An hour later he was dressed in his new clothes and walking down Main Street. He still felt a faint buzz from the beer, but that was probably a good thing. Already he could feel the way people were staring after him, whispering about him.

It took an act of will to keep smiling as the hostess—a woman he didn’t know, thank God—showed him to a booth.

Henry was already there. “Hey, Joe. Thanks for coming so quickly. ”

“It’s not like I was busy. It’s Saturday. The garage is closed. ” He slid into the booth.

Henry talked for a few minutes about Tina’s garden and the vacation they’d taken to St. Croix last winter, but Joe knew it was all leading up to something. He found himself tensing up, straightening.

Finally, he couldn’t take the suspense. “What is it, Henry?” he asked.

Henry stopped midsentence and looked up. “I want to ask a favor of you. ”

“I’d do anything for you, Henry. You know that. What do you need?”

Henry reached down under the table and brought out a big manila envelope.

Joe knew what it was. He leaned back, put his hands out as if to ward off a blow. “Anything but that, Henry,” he said. “I can’t go back to that. ”

“I just want you to look at this. The patient is—” Henry’s beeper went off. “Just a minute. ” Henry pulled out his cell phone and punched in a number.

Joe stared down at the envelope. Someone’s medical charts. A record of pain and suffering.

He couldn’t go back to that world. No way. When a man had lost his faith and his confidence as profoundly as Joe had, there was no going back. Besides, he couldn’t practice medicine anymore. He’d let his license lapse.

He got to his feet. “Sorry, Henry,” he said, interrupting Henry’s phone call. “My consulting days are over. ”

“Wait,” Henry said, raising a hand.

Joe backed away from the table, then turned and walked out of the restaurant.

Though the radiation treatments themselves lasted only a few minutes a day, they monopolized Claire’s life. By the fourth day, she was tired and nauseated.

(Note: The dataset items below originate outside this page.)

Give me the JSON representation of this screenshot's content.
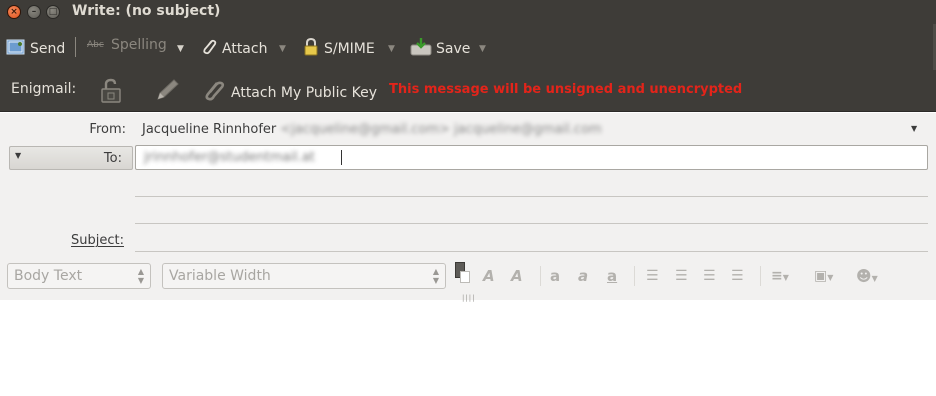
{
  "window": {
    "title": "Write: (no subject)",
    "controls": {
      "close": "×",
      "minimize": "–",
      "maximize": "□"
    }
  },
  "toolbar": {
    "send": "Send",
    "spelling": "Spelling",
    "attach": "Attach",
    "smime": "S/MIME",
    "save": "Save",
    "spelling_icon_text": "Abc"
  },
  "enigmail": {
    "label": "Enigmail:",
    "attach_key": "Attach My Public Key",
    "warning": "This message will be unsigned and unencrypted",
    "warning_color": "#e3241a"
  },
  "header": {
    "from_label": "From:",
    "from_name": "Jacqueline Rinnhofer",
    "from_email_blurred": "<jacqueline@gmail.com>  jacqueline@gmail.com",
    "to_type": "To:",
    "to_value_blurred": "jrinnhofer@studentmail.at",
    "subject_label": "Subject:",
    "subject_value": ""
  },
  "format_bar": {
    "paragraph_style": "Body Text",
    "font": "Variable Width"
  },
  "icons": [
    "send-icon",
    "spelling-icon",
    "paperclip-icon",
    "lock-icon",
    "save-icon",
    "unlocked-icon",
    "pencil-icon",
    "key-attach-icon",
    "text-color-icon",
    "smaller-font-icon",
    "larger-font-icon",
    "bold-icon",
    "italic-icon",
    "underline-icon",
    "bullet-list-icon",
    "numbered-list-icon",
    "outdent-icon",
    "indent-icon",
    "align-icon",
    "insert-image-icon",
    "smiley-icon"
  ],
  "colors": {
    "toolbar_bg": "#3e3c38",
    "header_bg": "#f2f1f0",
    "close_button": "#e0531c"
  }
}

But the side effects weren’t half as bad as the phone calls.

Every day, she called home at precisely noon. Ali always answered on the first ring and asked if the owie was all better yet, then Dad got on the phone and asked the same question in a different way. The strength it took to pretend was already waning.

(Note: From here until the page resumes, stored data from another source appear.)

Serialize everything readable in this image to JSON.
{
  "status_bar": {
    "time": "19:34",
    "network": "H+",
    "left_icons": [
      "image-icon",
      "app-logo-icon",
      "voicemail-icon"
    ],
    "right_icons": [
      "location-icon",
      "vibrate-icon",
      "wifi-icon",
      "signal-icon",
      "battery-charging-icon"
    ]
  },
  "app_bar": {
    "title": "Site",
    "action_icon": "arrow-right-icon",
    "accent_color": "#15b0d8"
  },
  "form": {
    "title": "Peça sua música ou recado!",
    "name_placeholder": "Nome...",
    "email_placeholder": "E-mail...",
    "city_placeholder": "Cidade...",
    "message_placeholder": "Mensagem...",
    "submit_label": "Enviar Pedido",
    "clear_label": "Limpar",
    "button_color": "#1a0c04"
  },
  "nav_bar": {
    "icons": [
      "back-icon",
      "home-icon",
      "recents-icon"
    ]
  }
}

Meghann stood beside her for every call. She hardly went to the office anymore. Maybe three hours a day, tops. The rest of the time, she spent huddled over books and articles, or glued to the Internet. She attacked the issue of a tumor the way she’d once gone after deadbeat dads.

Claire appreciated it; she read everything that Meghann handed her. She’d even consented to drink the “BTC”—brain tumor cocktail—Meghann had devised based on her research. It contained all kinds of vitamins and minerals.

They talked daily about treatments and prognoses and trials. What they didn’t talk about was the future. Claire couldn’t find the courage to say, I’m afraid, and Meg never asked the question.

The only time Meg seemed willing to disappear into the woodwork was at 2:00. The designated Bobby Phone Call time.

Now, Claire was alone in the living room. In the kitchen, the 2:00 buzzer was beeping. As usual, Meg had heard it and made an excuse to leave the room.

Claire picked up the phone and dialed Bobby’s new cell phone number.

He picked up on the first ring. “Hey, baby,” he said. “You’re two minutes late. ” Bobby’s voice poured through her cold, cold body, warming her.

She leaned back into the sofa’s downy cushions. “Tell me about your day. ” She’d found that it was easier to listen than to talk. At first, she’d been able to laugh at his stories and make up pretty lies. Lately, though, her mind was a little foggy, and the exhaustion was almost unbearable. She wondered how long it would be before he noticed that she spent their conversations listening to him, or that her voice almost always broke when she said, I love you.